Powers emphasized the importance of working with community partners in community risk reduction programming.

“What community risk reduction is all about is let’s understand our neighborhood, let’s understand what people experience every day, and let’s customize our services and our programs to meet their needs,” Powers said. “But we also have to realize that the fire department can’t be everything to everybody.”

The branch frequently works with the Charlottesville-Albemarle Rescue Squad (CARS) in their Frequent 911 Utilizers Program. This program identifies residents who use 911 most often.

“If someone’s calling 911 30 times a month, it’s likely we’re not providing them with the services they need because it’s outside of our control,” Powers said.

The department works with CARS, UVa Health, the Department of Social Services, and the Department of Human Services, among other partners to provide services to individuals and solutions to having to frequently call 911.

He gave the example of a disabled Army veteran that the program had identified.

“He was our first success story,” Powers said. “He was calling 911 almost 30 times a month for two years for firefighters to carry him up the stairs. He was a really nice guy, and he just didn’t have anybody else.”

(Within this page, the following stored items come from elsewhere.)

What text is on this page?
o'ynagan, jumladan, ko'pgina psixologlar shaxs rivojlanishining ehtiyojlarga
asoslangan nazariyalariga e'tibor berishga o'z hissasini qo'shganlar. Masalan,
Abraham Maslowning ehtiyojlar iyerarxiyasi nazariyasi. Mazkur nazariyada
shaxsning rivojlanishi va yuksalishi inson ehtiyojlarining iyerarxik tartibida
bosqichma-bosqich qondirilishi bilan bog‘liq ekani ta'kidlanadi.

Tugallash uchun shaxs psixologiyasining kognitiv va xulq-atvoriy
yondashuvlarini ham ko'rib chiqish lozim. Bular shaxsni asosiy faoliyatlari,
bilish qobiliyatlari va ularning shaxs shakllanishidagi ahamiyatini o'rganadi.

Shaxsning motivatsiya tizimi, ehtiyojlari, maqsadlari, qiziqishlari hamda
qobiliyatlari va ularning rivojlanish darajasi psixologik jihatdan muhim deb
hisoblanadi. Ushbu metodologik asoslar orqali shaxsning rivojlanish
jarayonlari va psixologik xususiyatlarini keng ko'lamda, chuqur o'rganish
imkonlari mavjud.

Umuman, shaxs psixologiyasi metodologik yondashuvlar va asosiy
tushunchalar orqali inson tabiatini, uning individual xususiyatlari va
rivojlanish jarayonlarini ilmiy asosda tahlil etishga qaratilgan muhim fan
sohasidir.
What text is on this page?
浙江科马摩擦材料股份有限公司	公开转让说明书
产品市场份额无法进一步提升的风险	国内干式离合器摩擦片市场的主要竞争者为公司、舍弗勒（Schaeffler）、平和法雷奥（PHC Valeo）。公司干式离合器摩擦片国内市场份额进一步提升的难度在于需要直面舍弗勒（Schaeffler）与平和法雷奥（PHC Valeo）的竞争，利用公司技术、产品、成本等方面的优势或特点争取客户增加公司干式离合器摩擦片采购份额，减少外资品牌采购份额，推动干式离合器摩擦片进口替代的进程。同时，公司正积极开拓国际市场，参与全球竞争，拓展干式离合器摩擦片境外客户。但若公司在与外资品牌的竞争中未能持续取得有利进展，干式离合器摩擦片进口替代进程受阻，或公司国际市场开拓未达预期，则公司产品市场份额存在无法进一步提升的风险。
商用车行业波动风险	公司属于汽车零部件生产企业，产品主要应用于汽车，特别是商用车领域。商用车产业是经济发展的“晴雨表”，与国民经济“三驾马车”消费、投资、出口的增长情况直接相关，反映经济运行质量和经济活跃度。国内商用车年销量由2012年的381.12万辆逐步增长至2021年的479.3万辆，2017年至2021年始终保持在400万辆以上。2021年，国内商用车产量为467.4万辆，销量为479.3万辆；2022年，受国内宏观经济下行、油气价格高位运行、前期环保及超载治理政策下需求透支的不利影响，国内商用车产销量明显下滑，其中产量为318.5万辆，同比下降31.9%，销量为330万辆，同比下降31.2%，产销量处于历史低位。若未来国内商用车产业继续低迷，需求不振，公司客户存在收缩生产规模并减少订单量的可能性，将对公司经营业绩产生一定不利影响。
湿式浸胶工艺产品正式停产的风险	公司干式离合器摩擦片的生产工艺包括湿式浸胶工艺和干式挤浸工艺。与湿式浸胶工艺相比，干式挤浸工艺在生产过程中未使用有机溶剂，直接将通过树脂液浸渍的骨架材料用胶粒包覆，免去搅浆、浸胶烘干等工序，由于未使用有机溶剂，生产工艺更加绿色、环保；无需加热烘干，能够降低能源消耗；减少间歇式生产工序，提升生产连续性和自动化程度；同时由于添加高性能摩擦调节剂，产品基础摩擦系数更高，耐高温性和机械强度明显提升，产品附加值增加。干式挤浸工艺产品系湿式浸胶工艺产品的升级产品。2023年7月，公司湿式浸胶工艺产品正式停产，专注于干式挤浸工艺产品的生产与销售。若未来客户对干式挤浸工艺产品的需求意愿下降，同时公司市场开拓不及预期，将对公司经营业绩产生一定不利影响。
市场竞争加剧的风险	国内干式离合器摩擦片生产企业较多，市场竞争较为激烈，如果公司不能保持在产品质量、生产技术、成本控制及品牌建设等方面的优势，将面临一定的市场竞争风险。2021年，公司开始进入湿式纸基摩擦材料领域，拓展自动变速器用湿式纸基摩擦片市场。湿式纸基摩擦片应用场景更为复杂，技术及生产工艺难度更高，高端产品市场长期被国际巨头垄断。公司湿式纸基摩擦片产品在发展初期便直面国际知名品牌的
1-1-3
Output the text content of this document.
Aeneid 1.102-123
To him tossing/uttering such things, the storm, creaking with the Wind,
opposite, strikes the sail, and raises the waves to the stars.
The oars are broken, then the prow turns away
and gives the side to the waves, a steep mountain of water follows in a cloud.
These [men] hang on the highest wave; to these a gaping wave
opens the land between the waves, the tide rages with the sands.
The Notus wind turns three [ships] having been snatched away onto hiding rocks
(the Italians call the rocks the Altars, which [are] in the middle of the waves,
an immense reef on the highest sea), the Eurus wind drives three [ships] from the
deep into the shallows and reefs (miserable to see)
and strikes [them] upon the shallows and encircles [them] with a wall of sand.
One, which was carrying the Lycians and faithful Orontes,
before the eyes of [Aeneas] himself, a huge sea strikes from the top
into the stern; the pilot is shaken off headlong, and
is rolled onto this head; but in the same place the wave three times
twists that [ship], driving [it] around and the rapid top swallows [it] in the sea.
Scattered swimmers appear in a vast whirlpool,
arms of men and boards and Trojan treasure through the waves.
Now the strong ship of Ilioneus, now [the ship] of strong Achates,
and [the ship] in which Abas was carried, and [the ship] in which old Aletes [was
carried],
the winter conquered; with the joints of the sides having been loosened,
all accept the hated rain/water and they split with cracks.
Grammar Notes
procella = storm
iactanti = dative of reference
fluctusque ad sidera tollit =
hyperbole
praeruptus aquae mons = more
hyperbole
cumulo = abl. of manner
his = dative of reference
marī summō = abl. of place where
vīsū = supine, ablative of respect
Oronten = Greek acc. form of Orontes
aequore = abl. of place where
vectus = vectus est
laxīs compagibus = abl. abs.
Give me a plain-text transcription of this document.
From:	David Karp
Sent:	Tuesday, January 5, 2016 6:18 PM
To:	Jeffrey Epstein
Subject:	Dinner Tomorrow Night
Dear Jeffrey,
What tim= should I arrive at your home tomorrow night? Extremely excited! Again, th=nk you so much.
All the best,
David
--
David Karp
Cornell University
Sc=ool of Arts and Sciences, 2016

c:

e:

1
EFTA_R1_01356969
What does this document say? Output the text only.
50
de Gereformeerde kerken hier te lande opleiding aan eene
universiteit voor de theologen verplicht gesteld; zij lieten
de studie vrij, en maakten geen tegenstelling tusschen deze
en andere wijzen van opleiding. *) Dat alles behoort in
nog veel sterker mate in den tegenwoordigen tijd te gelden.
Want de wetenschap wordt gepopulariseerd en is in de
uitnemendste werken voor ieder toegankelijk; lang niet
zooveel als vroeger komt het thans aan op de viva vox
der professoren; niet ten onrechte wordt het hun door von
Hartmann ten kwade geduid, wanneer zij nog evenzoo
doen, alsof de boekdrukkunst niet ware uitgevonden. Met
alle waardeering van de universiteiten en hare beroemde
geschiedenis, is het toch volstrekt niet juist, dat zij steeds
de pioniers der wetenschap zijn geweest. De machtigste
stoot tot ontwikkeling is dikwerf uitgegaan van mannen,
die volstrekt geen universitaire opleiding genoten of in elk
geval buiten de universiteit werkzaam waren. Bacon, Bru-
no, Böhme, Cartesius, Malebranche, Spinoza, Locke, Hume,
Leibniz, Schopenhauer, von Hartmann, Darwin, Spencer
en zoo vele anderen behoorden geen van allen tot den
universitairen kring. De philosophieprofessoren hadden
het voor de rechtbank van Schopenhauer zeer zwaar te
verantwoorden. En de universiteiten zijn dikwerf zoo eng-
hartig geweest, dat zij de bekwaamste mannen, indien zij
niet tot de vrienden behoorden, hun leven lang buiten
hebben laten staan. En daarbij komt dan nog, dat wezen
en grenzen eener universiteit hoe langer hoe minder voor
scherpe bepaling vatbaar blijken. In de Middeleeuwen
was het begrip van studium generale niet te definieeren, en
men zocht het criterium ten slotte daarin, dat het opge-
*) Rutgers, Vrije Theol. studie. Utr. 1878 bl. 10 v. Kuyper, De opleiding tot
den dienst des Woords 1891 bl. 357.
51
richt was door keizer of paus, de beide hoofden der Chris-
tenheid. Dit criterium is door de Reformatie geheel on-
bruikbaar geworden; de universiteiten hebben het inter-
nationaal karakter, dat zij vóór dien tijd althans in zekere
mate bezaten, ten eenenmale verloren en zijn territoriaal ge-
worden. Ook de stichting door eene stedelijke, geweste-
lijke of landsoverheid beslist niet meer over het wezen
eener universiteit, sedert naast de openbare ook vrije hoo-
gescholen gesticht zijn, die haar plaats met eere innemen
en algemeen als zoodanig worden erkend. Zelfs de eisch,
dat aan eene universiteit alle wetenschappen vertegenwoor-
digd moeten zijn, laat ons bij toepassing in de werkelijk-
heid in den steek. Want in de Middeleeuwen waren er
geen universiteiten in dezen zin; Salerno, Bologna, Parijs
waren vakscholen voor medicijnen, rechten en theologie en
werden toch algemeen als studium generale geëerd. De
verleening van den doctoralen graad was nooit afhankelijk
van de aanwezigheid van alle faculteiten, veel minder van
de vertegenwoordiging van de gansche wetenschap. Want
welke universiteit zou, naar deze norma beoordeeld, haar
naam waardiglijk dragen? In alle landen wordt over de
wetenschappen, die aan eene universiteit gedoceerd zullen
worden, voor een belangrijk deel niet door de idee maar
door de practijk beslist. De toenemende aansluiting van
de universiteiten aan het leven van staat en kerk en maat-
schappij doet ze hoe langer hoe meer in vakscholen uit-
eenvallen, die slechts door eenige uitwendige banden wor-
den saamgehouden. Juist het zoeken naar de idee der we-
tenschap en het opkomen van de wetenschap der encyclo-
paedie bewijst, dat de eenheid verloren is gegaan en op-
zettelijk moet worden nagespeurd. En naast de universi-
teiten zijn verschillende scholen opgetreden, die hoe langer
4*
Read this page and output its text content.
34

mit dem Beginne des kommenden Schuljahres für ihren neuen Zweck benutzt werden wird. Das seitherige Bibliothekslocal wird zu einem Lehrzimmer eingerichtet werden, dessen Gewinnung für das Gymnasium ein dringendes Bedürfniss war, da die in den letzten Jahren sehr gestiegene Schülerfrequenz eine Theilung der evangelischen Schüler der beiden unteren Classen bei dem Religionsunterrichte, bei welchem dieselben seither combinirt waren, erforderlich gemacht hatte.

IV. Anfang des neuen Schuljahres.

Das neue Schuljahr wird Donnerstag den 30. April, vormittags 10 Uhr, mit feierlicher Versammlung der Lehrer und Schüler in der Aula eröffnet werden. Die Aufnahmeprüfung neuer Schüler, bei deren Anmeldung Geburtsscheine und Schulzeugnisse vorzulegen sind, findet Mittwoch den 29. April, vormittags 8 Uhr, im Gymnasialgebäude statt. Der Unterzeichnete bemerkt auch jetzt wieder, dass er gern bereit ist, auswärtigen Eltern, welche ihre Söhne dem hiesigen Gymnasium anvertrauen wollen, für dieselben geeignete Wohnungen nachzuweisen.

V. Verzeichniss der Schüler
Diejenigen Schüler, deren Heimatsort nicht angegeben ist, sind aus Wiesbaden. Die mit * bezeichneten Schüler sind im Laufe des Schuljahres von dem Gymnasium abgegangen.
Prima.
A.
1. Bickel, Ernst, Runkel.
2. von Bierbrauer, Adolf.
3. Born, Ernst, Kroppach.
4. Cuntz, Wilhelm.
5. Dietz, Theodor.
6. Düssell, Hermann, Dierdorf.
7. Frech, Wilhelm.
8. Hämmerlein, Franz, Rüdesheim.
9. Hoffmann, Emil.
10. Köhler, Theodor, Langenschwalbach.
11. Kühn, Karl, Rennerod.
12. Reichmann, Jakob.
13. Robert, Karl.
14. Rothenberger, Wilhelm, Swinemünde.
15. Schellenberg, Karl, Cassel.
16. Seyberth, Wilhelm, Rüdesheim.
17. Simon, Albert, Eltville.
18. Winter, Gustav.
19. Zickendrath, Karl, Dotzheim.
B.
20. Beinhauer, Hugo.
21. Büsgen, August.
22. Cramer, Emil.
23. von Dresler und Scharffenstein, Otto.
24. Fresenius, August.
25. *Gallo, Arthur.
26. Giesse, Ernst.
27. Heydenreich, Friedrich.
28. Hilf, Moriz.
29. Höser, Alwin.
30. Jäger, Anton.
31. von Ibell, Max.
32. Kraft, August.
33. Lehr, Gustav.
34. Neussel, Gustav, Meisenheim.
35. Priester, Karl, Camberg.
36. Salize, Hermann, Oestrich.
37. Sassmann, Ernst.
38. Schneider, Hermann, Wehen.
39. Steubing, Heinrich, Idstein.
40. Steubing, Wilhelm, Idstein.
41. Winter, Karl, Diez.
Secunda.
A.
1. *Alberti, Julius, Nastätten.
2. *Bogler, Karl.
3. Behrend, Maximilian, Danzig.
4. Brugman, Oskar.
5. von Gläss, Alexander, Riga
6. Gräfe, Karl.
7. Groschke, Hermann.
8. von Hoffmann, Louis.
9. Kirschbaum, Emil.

The Gym, a local nonprofit gym, agreed to provide him with free workout training so he could get healthy and to carry him up and down the stairs of his third floor apartment.

“Since the middle of July, I think that he’s only called two times,” Powers said. “He’s now healthier, he has better access to services, and he’s no longer relying on the 911 services to get him up to the third floor.”

Powers said they also worked with a couple who would call 911 frequently for basic healthcare needs.

“We partnered with UVa Health, and now UVa Health is providing them in-home physician assistance rather than them leaving the house and going to the emergency room, which was not the right place to be,” Powers said.

“If I can have a conversation and get somebody on board with what we’re doing, then that decreases our workload and expands our services as a city,” he said.

Powers said that while the branch is constantly doing research and collecting new and updated data, there are a few areas they have been particularly studying recently. For example, they are studying where pedestrians get hit most often in crosswalks. They are also collecting data about which households have disabled residents.

“I never want to say that it’s done. Almost every day we’re updating and refining our data. Sometimes we’re finding that we’re wrong in certain areas and sometimes we find that we need to expand in other areas,” Powers said.